BAMAKO/DAKAR– Pro-government armed groups in Mali seized the northern town of Menaka from Tuareg separatists on Monday during fierce fighting, a spokesman for the group and a resident said.
The vast region has been hit by insurgencies over the last five decades, with rebels fighting for independence or a form of self-rule from the government in the south.
The most recent uprising in 2012 came when Tuareg rebels formed an alliance with Islamist militants to briefly seize control of the northern two-thirds of Mali.
Militants from the Gatia pro-government group and the Arab Azawad Movement (MAA), a faction of a northern Arab militia also favourable to the government camp, attacked the town on Monday morning, a Gatia spokesman said.

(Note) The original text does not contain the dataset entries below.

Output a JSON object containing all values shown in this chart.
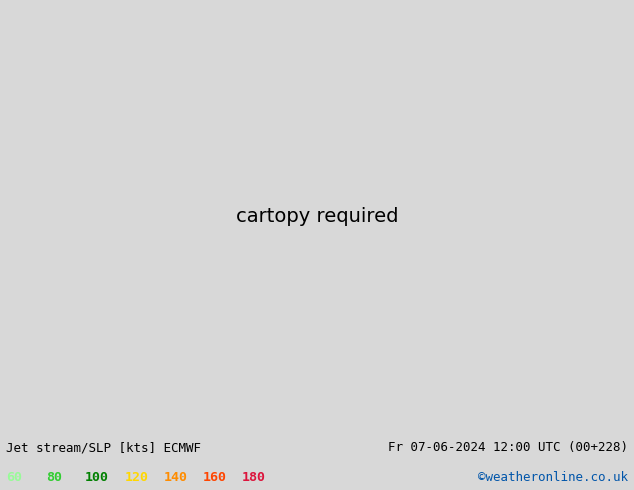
{
  "title_left": "Jet stream/SLP [kts] ECMWF",
  "title_right": "Fr 07-06-2024 12:00 UTC (00+228)",
  "credit": "©weatheronline.co.uk",
  "legend_values": [
    "60",
    "80",
    "100",
    "120",
    "140",
    "160",
    "180"
  ],
  "legend_colors": [
    "#98fb98",
    "#32cd32",
    "#008000",
    "#ffd700",
    "#ff8c00",
    "#ff4500",
    "#dc143c"
  ],
  "bg_color": "#c8c8c8",
  "land_color": "#b4d98a",
  "ocean_color": "#c8c8c8",
  "credit_color": "#0055aa",
  "bottom_bg": "#d8d8d8",
  "lon_min": -120,
  "lon_max": -50,
  "lat_min": -15,
  "lat_max": 37
}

The raid was in retaliation for attacks on the group’s supporters, including the lynching of several women, he said.
Menaka lies around 200 km (125 miles) east of Gao, the largest city in northern Mali, close to the border with Niger. It had been controlled by the main Tuareg rebel group, the National Movement for the Liberation of Azawad (MNLA).
“At this hour, the MNLA flag is no longer flying above Menaka,” Gatia spokesman Medhi Ag Almoubareck said, later adding that fighting continued after nightfall.
Ten MNLA fighters were killed in the clashes and another seven were taken prisoner, while Gatia had recorded no losses, he said. There was no immediate independent verification of the claims.